Sadly, I’m not convinced that the people who tend to make that claim actually think it’s a metaphor.
A lot of people believe that the anti-Christ is alive today and it’s a major public figure. They just can’t seem to decide which of 400 different people it is, so when in doubt, assume it’s all of them working together.
Let me translate from Christianese to straightforward English:
Well sir or maam, we atheists are generally humanists. We want to improve the human condition, and otherwise be good and decent human beings. Generally, we feel that truth is preferable to fiction. We feel that truth is rewarding for its own sake, and we feel that people can only reliably make good decisions and can only reliably make good policy when they have true beliefs. Thus, whenever we hear something said which is flagrantly false, we act to counter that, in order to promote truth, in order to better the human condition.
Sadly, we will not be accommodating in your request to let fiction-as-fact spread unabated. Letting ignorance spread breeds needless suffering, and that’s kind of completely against our entire moral and ethical system.
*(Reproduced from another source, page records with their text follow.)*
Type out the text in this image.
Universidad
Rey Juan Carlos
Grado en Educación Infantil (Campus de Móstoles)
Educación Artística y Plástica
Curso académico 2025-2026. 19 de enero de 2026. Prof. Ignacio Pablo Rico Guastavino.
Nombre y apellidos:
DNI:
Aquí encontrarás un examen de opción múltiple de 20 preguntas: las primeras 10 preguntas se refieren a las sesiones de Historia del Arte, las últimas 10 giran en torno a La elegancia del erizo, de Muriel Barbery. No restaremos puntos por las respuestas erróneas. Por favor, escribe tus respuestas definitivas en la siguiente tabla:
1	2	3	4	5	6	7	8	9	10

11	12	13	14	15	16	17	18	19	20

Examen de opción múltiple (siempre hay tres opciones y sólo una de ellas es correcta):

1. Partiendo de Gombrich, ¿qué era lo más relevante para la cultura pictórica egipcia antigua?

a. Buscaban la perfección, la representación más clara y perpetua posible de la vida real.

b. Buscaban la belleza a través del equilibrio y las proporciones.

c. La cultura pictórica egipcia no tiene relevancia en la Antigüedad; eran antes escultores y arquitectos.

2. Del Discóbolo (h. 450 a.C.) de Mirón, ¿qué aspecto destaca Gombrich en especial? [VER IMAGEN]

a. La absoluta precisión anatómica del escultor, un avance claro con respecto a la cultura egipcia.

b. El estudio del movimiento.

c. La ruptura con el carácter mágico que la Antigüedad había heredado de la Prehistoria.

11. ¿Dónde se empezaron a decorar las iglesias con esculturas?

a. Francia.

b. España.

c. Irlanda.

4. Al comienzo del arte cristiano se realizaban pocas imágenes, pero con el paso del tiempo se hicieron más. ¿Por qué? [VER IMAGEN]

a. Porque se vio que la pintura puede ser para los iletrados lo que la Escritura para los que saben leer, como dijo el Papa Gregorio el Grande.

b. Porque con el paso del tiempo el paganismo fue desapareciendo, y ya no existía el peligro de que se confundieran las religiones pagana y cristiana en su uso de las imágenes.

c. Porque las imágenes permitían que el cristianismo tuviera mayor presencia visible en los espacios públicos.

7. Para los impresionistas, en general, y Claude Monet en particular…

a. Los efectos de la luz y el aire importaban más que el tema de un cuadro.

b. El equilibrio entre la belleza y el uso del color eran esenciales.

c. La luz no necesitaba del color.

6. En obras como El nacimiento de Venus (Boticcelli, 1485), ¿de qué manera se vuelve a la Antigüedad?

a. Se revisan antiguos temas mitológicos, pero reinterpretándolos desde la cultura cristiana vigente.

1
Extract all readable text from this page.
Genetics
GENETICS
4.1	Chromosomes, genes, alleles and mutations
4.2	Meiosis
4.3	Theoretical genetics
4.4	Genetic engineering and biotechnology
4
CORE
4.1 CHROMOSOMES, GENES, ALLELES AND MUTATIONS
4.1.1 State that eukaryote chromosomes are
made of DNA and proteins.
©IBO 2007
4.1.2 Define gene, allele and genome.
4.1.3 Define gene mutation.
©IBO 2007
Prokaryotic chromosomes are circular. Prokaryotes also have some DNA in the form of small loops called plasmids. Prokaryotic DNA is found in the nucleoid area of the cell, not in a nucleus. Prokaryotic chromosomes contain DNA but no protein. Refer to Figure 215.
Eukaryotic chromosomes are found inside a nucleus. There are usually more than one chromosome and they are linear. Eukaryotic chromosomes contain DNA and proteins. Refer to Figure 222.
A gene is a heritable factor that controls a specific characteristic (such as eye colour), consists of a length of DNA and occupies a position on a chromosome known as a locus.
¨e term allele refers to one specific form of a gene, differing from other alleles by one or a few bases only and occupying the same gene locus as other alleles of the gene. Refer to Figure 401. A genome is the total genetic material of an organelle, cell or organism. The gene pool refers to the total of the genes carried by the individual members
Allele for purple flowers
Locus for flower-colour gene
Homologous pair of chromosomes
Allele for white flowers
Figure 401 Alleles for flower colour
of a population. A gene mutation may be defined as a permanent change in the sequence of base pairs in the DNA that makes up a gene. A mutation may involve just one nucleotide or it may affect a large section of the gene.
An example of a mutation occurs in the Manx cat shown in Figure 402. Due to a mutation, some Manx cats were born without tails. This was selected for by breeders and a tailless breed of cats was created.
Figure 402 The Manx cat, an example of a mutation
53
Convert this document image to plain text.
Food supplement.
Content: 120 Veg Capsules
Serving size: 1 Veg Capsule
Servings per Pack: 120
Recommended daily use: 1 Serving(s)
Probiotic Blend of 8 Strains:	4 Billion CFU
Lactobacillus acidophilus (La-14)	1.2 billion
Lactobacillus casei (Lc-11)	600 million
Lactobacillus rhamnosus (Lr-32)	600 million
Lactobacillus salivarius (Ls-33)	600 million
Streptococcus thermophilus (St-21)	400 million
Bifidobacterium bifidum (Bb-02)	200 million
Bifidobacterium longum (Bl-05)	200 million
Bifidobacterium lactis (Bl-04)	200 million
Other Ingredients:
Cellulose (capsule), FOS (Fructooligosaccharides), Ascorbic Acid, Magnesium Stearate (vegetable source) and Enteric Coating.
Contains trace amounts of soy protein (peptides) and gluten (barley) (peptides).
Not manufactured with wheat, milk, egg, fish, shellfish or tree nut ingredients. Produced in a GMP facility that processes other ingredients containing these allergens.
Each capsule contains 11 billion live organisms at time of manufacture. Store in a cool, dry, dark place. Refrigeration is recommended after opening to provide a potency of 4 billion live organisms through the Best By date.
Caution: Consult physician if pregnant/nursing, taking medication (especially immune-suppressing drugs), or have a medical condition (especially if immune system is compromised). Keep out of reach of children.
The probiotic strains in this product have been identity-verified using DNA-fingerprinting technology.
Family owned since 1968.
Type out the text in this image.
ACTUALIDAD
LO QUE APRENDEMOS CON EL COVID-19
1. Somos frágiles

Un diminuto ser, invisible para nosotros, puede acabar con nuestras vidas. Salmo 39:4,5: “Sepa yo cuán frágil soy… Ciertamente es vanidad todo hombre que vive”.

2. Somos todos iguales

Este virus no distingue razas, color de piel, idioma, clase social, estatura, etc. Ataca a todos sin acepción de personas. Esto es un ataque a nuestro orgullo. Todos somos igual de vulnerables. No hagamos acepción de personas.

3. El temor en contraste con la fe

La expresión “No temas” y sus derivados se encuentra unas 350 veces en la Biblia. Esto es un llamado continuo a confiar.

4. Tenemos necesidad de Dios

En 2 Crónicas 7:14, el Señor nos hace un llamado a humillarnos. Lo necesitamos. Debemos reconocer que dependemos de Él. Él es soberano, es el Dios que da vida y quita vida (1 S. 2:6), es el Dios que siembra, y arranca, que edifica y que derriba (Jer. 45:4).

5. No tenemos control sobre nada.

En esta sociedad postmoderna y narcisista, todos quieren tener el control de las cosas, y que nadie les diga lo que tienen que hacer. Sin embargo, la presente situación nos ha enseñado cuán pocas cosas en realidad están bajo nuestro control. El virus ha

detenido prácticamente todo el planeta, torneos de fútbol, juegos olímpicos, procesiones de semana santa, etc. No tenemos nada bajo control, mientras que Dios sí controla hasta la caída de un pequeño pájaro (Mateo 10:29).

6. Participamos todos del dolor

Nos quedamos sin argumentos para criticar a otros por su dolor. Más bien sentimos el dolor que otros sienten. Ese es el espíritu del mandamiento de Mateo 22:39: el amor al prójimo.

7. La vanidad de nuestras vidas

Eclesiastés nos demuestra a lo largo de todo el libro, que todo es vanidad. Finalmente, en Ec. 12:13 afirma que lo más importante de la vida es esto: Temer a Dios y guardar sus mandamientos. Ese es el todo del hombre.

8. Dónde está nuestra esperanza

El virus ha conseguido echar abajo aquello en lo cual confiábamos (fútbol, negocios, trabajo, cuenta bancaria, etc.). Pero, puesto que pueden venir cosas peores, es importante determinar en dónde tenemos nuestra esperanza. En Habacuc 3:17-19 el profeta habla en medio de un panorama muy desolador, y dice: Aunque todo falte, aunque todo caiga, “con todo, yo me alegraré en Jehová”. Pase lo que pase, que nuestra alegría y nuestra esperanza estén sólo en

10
However, we atheists invite you and strongly encourage you to challenge all of our beliefs – and non-beliefs – in a way similar to how we challenge your beliefs. If you can show through good reason and evidence that we are wrong, we atheists will change our mind, and we will thank you for showing that we were wrong. (At least, ideally that’s how rational people should behave. Your experiences may differ because atheists are human too, but that is the ideal which we atheists are generally striving for.)
I don’t know. The guy’s got a point. I’m also mystified by the atheists and their nonstop evangelizing. And sending missionaries all over the world to entice, threaten, and cajole people out of their religious faith. And picketing movies they don’t like. And throwing fits when people aren’t sufficiently deferential to their lack of religious belief. And ignoring evidence and trying to enshrine superstition in the classroom. And demanding that religious people can’t be good citizens. And claiming that natural disasters are reasonable punishments for crimes against science. And turning their children into stealth agents for their unevidenced beliefs. And starting wars over their interpretations of experimental results.
If only those pushy atheists would let believers be!